Research reproducibility is a big concern these days, but a trio of Stanford University researchers wonders in Science Translational Medicine what people actually mean when they talk about reproducibility.
Does reproducibility mean being able to replicate a study and its results using the same materials or with a separate dataset? Or does it mean that the study was reliable, Stanford's John Ioannidis and his colleagues ask. "The fundamental concern … is, in fact, not reproducibility per se, but whether scientific claims based on scientific results are true," they write.
He and his colleagues then propose new terms to describe the various facets of reproducibility. In their lexicon, 'methods reproducibility' refers to the ability to re-conduct an experiment with the same data and tools to get the same results; 'results reproducibility' means being able to replicate the study independently to produce corroborating results; and 'inferential reproducibility' refers to drawing similar conclusions from a study replication or re-analysis.

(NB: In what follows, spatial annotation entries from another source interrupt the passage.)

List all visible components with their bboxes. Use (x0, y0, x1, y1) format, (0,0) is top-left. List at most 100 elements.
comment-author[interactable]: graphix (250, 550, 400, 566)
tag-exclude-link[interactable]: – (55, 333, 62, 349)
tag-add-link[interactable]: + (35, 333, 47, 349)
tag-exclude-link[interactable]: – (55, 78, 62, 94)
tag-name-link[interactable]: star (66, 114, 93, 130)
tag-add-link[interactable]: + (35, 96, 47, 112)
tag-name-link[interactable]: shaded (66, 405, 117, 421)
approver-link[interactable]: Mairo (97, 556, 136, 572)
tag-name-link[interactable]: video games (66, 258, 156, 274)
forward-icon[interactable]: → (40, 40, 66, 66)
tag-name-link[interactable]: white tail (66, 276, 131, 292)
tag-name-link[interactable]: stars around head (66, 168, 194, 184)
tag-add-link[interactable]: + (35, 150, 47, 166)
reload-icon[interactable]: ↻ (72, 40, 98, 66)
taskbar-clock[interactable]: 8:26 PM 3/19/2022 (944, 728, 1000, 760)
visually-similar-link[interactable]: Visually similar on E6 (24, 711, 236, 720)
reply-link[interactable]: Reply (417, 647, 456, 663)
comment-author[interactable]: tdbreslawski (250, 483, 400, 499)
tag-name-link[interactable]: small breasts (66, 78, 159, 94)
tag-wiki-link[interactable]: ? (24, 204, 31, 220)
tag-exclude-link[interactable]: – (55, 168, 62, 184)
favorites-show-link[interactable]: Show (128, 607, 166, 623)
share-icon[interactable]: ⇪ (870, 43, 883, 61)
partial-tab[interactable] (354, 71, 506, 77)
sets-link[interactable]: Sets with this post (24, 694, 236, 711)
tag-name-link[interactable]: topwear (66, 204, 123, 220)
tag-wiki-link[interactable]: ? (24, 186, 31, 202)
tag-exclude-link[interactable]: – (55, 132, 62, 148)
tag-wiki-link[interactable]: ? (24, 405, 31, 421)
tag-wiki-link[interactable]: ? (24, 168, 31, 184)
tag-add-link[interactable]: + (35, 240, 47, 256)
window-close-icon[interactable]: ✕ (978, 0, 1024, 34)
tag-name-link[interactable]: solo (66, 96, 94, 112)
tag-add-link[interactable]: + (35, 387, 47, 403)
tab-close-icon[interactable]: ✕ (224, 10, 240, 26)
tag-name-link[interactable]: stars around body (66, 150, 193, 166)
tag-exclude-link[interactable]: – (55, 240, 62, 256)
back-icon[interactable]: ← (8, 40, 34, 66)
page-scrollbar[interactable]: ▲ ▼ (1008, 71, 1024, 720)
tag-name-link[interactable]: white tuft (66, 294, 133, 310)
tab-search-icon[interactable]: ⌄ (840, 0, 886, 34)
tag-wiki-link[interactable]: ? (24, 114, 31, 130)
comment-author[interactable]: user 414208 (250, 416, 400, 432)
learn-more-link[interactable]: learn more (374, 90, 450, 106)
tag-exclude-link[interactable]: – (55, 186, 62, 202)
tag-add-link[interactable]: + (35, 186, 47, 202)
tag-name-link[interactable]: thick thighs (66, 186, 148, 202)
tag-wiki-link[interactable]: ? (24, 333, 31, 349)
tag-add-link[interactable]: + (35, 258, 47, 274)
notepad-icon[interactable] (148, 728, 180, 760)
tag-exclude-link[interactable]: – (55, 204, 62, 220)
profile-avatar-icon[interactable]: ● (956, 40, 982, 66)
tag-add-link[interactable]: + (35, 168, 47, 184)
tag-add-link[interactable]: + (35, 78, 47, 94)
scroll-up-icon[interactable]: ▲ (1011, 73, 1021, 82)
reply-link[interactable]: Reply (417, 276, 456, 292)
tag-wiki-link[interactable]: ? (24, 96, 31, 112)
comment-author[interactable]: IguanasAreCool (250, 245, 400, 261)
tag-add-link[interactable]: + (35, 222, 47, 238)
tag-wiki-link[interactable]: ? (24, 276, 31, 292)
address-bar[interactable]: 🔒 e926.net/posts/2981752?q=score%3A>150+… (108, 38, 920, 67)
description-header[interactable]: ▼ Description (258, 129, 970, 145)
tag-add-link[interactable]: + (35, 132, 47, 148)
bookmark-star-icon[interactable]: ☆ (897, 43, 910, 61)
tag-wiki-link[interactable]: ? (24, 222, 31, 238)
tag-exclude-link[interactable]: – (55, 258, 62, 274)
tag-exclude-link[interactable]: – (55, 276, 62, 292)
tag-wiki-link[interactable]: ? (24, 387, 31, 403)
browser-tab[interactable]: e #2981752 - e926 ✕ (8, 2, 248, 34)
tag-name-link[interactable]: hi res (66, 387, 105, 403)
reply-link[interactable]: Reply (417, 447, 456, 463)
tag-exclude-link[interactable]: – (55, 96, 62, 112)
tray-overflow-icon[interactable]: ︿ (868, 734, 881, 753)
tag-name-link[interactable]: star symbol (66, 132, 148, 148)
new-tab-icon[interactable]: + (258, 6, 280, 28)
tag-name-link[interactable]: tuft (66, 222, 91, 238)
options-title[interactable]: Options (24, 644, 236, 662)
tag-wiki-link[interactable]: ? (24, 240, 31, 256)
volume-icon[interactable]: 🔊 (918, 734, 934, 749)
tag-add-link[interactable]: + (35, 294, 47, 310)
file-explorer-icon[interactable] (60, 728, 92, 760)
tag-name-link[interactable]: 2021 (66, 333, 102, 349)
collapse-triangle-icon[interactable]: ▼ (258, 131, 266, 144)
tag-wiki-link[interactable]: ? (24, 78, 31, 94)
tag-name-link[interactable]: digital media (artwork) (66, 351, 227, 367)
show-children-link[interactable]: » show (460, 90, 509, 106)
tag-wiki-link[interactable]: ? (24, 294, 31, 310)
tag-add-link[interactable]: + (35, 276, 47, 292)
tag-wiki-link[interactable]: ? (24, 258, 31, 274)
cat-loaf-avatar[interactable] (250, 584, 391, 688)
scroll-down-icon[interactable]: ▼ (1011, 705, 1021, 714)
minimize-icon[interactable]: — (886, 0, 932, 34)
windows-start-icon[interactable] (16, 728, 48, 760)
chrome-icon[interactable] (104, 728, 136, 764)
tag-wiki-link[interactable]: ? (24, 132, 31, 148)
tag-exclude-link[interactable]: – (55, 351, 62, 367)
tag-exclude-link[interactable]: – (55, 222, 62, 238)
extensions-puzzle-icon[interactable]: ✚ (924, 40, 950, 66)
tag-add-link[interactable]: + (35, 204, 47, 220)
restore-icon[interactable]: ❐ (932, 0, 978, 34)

At Stat News, Ivan Oransky and Adam Marcus from Retraction Watch note that Ioannidis and his colleagues don't weigh in on whether or not there is a reproducibility crisis, but do say researchers need to better share their data, methods, and other information that's important for the experimental process.
They also laud Ioannidis and his colleagues' attempt to clarify just what is under discussion. "In the tale of Chicken Little, reasonable farm animals could disagree about whether the sky was falling, but no one had any misconceptions about what the petite poulet was chirping about," Oransky and Marcus write. "The discussion of reproducibility needs its own lingua franca."